WTO’s Lamy Presses U.S. as World Trade Tumbles

By | March 24, 2009

World Trade Organization Director General Pascal Lamy pressed U.S. trade officials Monday for a strong commitment to finishing the Doha round, while a U.S. business leader warned against accepting a “phony deal” just to wrap up the talks.

Lamy’s trip to Washington came as the WTO forecast world trade would fall 9 percent in 2009 due to the shrinking global economy, the biggest fall since the Great Depression and much worse than the 2.8 percent drop the International Monetary Fund forecast in January.

The sharp drop in world trade has increased calls in Europe, Asia and Latin America for a quick conclusion to the Doha round on the basis of texts proposed in December.

But the Obama administration has said it cannot agree to proposals for cutting U.S. farm subsidies and politically sensitive manufacturing tariffs until advanced developing countries, including Brazil, India and China, make better offers to open their markets to U.S. goods and services.

A U.S. trade official, speaking on condition of anonymity, said U.S. Trade Representative Ron Kirk and Lamy “had a very productive meeting to get acquainted and establish a relationship for working together.”

The official shared no further details of Monday’s meeting, which was Kirk’s first opportunity to talk in person with Lamy since winning Senate approval of his nomination last week.

The Doha round was launched in November 2001 with the goal of helping poor countries prosper. Since then, it has suffered one setback after another even as negotiators have narrowed many differences.

‘ONE MORE BIG TRY’
Lamy has argued a quick conclusion to the nearly seven-year-old Doha round would boost economic growth and provide an “insurance policy” against future protectionism by ratcheting down the maximum tariff and subsidy levels now permissible under WTO rules.

But “that’s not going to come from a phony Doha deal” along the lines of what WTO negotiating chairmen proposed in December, Robert Vastine, president of the Coalition of Service Industries, said in a panel discussion at the American Enterprise Institute think tank.

The United States should use the current economic crisis to galvanize countries to make “one more big try” to finish the round on terms that generate substantial new trade flows and ensure a standstill against new protectionism, Vastine said.

But it should also explore alternatives to the Doha talks, such as a series of sectoral agreements with interested countries to liberalize service trade, Vastine said.

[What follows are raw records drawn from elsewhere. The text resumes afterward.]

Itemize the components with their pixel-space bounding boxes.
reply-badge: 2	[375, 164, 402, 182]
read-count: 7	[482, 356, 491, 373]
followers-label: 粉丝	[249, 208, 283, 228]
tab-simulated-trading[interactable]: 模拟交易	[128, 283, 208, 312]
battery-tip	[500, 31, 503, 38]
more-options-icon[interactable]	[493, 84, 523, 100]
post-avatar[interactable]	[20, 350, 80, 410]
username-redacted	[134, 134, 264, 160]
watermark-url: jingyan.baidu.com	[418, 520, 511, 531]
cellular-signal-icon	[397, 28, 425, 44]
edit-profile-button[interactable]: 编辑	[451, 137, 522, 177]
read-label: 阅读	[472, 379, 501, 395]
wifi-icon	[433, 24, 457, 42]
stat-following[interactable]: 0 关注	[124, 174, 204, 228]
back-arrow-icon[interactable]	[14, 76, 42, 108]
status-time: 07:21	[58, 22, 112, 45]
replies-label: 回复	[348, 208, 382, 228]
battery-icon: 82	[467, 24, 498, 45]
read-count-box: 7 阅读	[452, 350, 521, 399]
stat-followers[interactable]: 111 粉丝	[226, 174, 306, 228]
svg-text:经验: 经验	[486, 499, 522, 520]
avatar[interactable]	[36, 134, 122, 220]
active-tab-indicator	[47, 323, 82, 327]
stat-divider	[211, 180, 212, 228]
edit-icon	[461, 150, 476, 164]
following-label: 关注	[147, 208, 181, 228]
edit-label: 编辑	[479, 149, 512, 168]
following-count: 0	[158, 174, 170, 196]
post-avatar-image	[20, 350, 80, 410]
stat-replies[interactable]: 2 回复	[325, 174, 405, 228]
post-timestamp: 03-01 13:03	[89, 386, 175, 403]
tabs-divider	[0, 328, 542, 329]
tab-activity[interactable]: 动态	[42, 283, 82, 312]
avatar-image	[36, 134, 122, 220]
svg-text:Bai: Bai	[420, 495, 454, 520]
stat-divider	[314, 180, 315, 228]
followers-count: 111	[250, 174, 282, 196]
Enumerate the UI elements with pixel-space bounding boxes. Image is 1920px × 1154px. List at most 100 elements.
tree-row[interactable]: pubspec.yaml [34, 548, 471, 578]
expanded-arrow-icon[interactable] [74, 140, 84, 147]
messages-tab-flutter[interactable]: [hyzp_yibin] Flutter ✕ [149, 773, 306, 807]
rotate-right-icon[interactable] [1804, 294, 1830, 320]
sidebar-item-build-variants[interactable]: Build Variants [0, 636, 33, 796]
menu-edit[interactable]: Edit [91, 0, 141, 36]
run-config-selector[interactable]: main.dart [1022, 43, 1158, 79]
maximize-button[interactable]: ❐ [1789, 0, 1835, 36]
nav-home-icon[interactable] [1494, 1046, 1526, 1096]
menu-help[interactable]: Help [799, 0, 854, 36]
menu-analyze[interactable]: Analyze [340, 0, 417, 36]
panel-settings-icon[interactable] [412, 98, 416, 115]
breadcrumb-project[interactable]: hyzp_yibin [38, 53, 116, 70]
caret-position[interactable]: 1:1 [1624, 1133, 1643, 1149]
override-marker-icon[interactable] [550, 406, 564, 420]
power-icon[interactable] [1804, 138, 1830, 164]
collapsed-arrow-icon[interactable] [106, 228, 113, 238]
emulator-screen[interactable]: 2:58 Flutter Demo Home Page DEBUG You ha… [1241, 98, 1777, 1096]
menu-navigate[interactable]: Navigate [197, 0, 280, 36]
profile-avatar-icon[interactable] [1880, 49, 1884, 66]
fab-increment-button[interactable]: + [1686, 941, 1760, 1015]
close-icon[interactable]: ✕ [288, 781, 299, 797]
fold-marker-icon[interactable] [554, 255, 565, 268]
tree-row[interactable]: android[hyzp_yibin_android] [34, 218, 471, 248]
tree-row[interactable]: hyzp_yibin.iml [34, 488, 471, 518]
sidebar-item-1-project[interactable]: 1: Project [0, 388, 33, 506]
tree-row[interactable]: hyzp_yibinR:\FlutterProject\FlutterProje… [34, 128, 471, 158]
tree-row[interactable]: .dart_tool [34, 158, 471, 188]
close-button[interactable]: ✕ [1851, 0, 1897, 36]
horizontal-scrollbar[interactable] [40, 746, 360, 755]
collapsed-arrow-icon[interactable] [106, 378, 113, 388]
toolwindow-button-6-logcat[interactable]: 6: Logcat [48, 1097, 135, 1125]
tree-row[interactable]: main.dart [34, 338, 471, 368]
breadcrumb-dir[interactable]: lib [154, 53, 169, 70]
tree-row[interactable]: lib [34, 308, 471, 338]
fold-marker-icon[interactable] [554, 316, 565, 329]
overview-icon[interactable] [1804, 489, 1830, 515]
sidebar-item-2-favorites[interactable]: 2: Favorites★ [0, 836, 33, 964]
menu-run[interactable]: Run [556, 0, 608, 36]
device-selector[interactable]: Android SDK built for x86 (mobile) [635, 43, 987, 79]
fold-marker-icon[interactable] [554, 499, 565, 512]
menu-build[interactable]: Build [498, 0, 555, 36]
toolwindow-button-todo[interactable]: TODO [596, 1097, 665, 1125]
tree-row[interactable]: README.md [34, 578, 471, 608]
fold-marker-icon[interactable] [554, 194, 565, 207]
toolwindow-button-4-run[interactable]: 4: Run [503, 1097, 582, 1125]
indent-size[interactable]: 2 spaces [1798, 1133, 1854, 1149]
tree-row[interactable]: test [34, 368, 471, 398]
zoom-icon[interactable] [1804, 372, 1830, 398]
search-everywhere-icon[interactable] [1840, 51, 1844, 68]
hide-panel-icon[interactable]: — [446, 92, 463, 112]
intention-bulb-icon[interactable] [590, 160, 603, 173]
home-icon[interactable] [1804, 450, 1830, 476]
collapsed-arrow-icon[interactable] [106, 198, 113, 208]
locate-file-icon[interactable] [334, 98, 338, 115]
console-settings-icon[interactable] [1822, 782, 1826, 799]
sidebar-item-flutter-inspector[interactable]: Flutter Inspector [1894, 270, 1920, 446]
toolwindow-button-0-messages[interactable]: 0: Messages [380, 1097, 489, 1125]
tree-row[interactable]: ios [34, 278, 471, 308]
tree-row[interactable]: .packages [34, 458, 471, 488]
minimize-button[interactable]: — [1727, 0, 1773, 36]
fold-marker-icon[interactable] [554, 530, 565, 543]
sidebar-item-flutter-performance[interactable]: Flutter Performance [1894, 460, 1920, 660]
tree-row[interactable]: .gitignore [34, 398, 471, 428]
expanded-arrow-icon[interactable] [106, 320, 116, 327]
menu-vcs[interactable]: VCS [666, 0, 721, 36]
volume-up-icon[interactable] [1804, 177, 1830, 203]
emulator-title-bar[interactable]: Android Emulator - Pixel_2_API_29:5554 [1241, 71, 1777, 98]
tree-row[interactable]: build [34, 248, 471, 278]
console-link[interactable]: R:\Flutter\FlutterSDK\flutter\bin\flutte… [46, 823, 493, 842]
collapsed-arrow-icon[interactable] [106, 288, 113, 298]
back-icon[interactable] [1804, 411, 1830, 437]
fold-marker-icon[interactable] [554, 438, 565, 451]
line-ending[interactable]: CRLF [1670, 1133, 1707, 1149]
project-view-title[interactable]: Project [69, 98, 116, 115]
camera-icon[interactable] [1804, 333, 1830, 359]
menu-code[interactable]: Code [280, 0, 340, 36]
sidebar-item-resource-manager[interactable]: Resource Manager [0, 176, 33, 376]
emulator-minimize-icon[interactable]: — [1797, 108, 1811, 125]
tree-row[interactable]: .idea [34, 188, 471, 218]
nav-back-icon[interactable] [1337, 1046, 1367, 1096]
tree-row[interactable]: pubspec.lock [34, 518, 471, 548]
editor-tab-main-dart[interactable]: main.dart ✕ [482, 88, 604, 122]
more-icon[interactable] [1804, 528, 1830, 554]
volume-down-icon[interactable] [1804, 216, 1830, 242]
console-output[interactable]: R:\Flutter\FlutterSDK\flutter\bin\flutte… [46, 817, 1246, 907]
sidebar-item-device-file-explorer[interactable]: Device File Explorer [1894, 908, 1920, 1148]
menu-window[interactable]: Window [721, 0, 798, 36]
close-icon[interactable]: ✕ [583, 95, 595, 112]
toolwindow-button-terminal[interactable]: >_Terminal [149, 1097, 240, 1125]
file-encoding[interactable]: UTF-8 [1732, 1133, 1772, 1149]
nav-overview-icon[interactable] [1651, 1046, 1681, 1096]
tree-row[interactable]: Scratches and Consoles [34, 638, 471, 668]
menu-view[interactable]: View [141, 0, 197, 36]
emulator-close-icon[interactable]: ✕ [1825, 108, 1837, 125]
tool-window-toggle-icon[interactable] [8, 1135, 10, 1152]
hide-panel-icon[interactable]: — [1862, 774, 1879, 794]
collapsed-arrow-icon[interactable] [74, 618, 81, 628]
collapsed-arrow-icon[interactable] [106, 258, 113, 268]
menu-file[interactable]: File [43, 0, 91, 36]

President Barack Obama and other leaders from the Group of 20 developed and developing countries will meet in London on April 2 to discuss jump-starting world economic growth.

G20 leaders, at their last meeting in November, pledged not to impose any new measures to restrict trade or investment for the next 12 months. At least 17 of the 20 have violated that promise, according to a recent World Bank report.

Lamy supports strengthening the standstill commitment by requiring G20 members to file a report each quarter on any new barriers or subsidies they impose. He’s also hoping for concrete action at the G20 summit on helping to unfreeze credit lines to finance imports and exports.